Tuesday, April 8, 2014

My Year With Spurgeon #14

The Allegories of Sarah and Hagar
Charles Spurgeon
1856
“These are the two covenants.”—Galatians 4:24.
THERE cannot be a greater difference in the world between two things than there is between law and grace. And yet, strange to say, while the things are diametrically opposed and essentially different from each other, the human mind is so depraved, and the intellect, even when blessed by the Spirit, has become so turned aside from right judgment, that one of the most difficult things in the world is to discriminate properly between law and grace.
Now, the first difficulty in striving to learn the gospel is this. Between law and grace there is a difference plain enough to every Christian, and especially to every enlightened and instructed one; but still, when most enlightened and instructed, there is always a tendency in us to confound the two things. They are as opposite as light and darkness, and can no more agree than fire and water; yet man will be perpetually striving to make a compound of them—often ignorantly, and sometimes wilfully. They seek to blend the two, when God has positively put them asunder.

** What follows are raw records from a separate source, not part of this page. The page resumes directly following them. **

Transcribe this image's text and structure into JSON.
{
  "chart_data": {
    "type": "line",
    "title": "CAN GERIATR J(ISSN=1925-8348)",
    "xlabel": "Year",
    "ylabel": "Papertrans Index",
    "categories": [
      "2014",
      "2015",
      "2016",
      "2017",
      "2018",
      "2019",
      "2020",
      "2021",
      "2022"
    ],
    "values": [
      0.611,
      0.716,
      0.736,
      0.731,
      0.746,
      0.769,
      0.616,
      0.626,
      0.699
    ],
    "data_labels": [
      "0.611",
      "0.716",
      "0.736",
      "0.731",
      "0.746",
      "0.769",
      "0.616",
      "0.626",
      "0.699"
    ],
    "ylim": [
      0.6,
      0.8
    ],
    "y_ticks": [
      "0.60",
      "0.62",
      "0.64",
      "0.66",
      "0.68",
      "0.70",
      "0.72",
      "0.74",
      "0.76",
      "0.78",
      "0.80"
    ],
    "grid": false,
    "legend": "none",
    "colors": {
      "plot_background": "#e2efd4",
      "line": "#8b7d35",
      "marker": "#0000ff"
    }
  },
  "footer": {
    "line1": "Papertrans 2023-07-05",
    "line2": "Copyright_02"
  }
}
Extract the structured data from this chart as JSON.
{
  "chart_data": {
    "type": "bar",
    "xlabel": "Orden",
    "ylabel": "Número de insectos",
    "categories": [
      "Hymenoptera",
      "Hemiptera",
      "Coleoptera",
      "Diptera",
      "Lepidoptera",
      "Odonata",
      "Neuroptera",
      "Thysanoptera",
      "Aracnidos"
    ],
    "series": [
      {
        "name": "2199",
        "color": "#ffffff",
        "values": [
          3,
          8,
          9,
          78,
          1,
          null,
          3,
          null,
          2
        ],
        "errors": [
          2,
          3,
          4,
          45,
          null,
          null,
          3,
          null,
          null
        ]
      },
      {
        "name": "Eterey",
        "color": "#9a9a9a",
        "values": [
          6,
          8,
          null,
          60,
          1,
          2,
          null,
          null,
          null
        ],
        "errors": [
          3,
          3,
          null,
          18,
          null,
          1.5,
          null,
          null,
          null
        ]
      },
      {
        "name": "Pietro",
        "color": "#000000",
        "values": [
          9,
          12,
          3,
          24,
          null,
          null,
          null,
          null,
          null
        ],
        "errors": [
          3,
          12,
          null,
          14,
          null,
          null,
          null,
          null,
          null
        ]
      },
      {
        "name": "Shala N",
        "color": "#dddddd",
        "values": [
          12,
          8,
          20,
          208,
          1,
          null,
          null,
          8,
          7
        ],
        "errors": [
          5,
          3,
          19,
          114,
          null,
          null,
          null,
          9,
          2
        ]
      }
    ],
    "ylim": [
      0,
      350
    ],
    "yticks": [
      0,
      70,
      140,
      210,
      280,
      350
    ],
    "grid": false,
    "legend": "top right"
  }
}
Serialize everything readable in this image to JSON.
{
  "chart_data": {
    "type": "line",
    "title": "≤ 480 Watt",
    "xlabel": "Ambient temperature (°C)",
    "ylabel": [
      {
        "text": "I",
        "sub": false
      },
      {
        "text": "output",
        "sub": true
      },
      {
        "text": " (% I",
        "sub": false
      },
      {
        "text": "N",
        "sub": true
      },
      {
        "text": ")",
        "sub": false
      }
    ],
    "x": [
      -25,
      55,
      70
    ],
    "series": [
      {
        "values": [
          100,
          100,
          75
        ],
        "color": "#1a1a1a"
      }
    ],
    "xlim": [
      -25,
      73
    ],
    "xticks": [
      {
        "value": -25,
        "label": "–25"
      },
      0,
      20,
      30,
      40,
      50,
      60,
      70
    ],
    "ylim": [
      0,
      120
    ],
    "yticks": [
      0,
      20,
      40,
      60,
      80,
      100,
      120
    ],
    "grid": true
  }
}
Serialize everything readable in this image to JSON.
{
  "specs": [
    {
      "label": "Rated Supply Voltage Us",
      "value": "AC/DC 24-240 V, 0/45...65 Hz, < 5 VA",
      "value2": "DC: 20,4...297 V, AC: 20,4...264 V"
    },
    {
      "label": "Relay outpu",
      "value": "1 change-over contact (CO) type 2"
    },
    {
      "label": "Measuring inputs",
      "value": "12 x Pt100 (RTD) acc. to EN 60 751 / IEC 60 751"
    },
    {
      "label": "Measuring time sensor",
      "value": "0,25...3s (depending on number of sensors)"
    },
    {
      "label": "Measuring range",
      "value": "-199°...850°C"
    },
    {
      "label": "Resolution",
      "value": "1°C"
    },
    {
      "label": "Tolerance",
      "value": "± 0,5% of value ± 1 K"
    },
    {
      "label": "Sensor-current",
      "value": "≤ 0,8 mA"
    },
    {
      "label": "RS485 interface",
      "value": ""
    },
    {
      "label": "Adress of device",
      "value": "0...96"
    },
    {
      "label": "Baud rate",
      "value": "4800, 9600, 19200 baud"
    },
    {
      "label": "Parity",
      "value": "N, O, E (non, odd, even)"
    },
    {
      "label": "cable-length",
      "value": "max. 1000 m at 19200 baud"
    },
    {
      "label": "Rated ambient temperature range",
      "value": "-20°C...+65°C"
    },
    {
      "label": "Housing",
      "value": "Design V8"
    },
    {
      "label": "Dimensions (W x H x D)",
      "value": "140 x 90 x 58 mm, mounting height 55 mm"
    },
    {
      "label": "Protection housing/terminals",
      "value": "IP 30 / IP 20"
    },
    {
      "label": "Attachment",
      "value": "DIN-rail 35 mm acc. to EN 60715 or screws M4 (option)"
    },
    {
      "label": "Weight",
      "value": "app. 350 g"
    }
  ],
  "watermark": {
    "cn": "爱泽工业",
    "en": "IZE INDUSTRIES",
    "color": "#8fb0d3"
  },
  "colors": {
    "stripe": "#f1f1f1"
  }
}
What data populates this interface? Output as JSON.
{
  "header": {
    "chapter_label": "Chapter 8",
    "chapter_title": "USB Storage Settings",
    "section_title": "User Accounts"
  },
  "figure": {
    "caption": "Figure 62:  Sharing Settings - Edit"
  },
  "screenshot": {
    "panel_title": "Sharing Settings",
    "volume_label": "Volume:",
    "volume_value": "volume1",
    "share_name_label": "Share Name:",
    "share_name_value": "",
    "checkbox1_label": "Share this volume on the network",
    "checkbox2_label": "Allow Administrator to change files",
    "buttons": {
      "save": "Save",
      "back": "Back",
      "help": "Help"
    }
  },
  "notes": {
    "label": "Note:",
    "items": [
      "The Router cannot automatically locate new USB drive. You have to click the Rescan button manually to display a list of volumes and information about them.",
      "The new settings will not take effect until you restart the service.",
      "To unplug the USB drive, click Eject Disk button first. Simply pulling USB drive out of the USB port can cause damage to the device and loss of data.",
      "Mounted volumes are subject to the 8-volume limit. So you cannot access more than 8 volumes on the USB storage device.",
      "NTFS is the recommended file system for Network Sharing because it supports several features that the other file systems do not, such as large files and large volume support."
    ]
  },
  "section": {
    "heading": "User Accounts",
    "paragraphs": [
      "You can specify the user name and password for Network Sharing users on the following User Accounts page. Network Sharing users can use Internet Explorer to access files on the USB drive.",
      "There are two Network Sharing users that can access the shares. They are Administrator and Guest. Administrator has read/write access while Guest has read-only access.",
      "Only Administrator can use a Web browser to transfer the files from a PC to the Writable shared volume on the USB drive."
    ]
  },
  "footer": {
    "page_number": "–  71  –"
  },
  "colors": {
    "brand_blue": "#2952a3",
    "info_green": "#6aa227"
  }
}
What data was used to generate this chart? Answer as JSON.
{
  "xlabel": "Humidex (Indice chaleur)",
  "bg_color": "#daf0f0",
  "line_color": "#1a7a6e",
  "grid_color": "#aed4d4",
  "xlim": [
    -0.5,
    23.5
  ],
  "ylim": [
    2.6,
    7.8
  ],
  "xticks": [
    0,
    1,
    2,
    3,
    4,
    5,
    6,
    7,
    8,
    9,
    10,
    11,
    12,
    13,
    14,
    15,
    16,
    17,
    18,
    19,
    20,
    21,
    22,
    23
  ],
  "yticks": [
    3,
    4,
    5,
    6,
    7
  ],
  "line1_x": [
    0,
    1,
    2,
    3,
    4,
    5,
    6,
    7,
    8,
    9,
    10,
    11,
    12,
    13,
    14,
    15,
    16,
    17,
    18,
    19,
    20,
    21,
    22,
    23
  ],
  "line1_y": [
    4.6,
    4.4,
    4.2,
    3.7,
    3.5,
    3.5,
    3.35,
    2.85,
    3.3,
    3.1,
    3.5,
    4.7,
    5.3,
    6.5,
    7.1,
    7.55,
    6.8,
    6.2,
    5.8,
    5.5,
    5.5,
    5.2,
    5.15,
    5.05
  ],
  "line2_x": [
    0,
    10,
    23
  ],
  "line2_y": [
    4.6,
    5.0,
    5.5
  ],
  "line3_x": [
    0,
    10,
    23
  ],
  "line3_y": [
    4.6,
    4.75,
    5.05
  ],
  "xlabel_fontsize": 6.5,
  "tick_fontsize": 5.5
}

It is said that they are the types of the two covenants; and before we start we must not forget to tell you what the covenants are. The first covenant for which Hagar stands, is the covenant of works, which is this: “There is my law, O man; if thou on thy side wilt engage to keep it, I on my side will engage that thou shalt live by keeping it. If thou wilt promise to obey my commands perfectly, wholly, fully, without a single flaw, I will carry thee to heaven. But mark me, if thou violatest one command, if thou dost rebel against a single ordinance, I will destroy thee for ever.” That is the Hagar covenant—the covenant propounded on Sinai, amidst tempests, fire and smoke—or rather, propounded, first of all, in the garden of Eden, where God said to Adam, “In the day that thou eatest thereof thou shalt surely die.” As long as he did not eat of the tree, but remained spotless and sinless, he was most assuredly to live. That is the covenant of the law, the Hagar covenant. The Sarah covenant is the covenant of grace, not made with God and man, but made with God and Christ Jesus, which covenant is this: “Christ Jesus on his part engages to bear the penalty of all his people’s sins, to die, to pay their debts, to take their iniquities upon his shoulders; and the Father promises on his part that all for whom the Son doth die shall most assuredly be saved; that seeing they have evil hearts, he will put his law in their hearts, that they shall not depart from it, and that seeing they have sins, he will pass them by and not remember them any more for ever.” The covenant of works was, “Do this and live, O man!” but the covenant of grace is, “Do this, O Christ, and thou shalt live, O man!” The difference of covenants rests here. The one was made with man, the other with Christ; the one was a conditional covenant, conditional on Adam’s standing, the other is a conditional covenant with Christ, but as perfectly unconditional with us. There are no conditions whatever in the covenant of grace, or if there be conditions, the covenant gives them. The covenant gives faith, gives repentance, gives good works, gives salvation, as a purely gratuitous unconditional act; nor does our continuance in that covenant depend in the least degree on ourselves. The covenant was made by God with Christ, signed, sealed, and ratified, in all things ordered well.
Now come and look at the allegory. First, I would have you notice, that Sarah who is the type of the new covenant of grace, was the original wife of Abraham. Before he knew anything about Hagar, Sarah was his wife. The covenant of grace was the original covenant after all. There be some bad theologians who teach that God made man upright, and made a covenant with him; that man sinned, and that as a kind of afterthought God made a new covenant with Christ for the salvation of his people. Now, that is a complete mistake.
The covenant of grace was made before the covenant of works; for Christ Jesus, before the foundation of the world, did stand as its head and representative; and we are said to be elect according to the foreknowledge of God the Father, through the obedience and sprinkling of the blood of Jesus. We, long ere we fell, were loved of God; he did not love us out of pity to us, but he loved his people, considered purely as creatures. He loved them when they became sinners; but when he started with them he considered them as creatures. He allowed them to fall into sin, to show forth the riches of his grace, which existed before their sin. He did not love them and choose them from among the rest, after their fall, but he loved them beyond their sin, and before their sin.
He made the covenant of grace before we fell by the covenant of works. If you could go back to eternity, and ask which is the oldest born, you would hear that grace was born before law—that it came into the world long before the law was promulgated.
Ah! ye legalists, I do not wonder that ye teach the doctrine of falling away, because that is consistent with your theology. Of course, Hagar has to be driven out, and Ishmael too. But we who preach the covenant of free and full salvation know, that Isaac never shall be driven out, and that Sarah never shall cease to be the friend and wife of Abraham.
So, beloved, the legalist is a great deal older than the Christian. If I were a legalist to-day, I should be some fifteen or sixteen years older than I am as a Christian, for we are all born legalists. Speaking of Arminians, Whitfield said, “We are all born Arminians.” It is grace that turns us into Calvinists, grace that makes Christians of us, grace that makes us free, and makes us know our standing in Christ Jesus.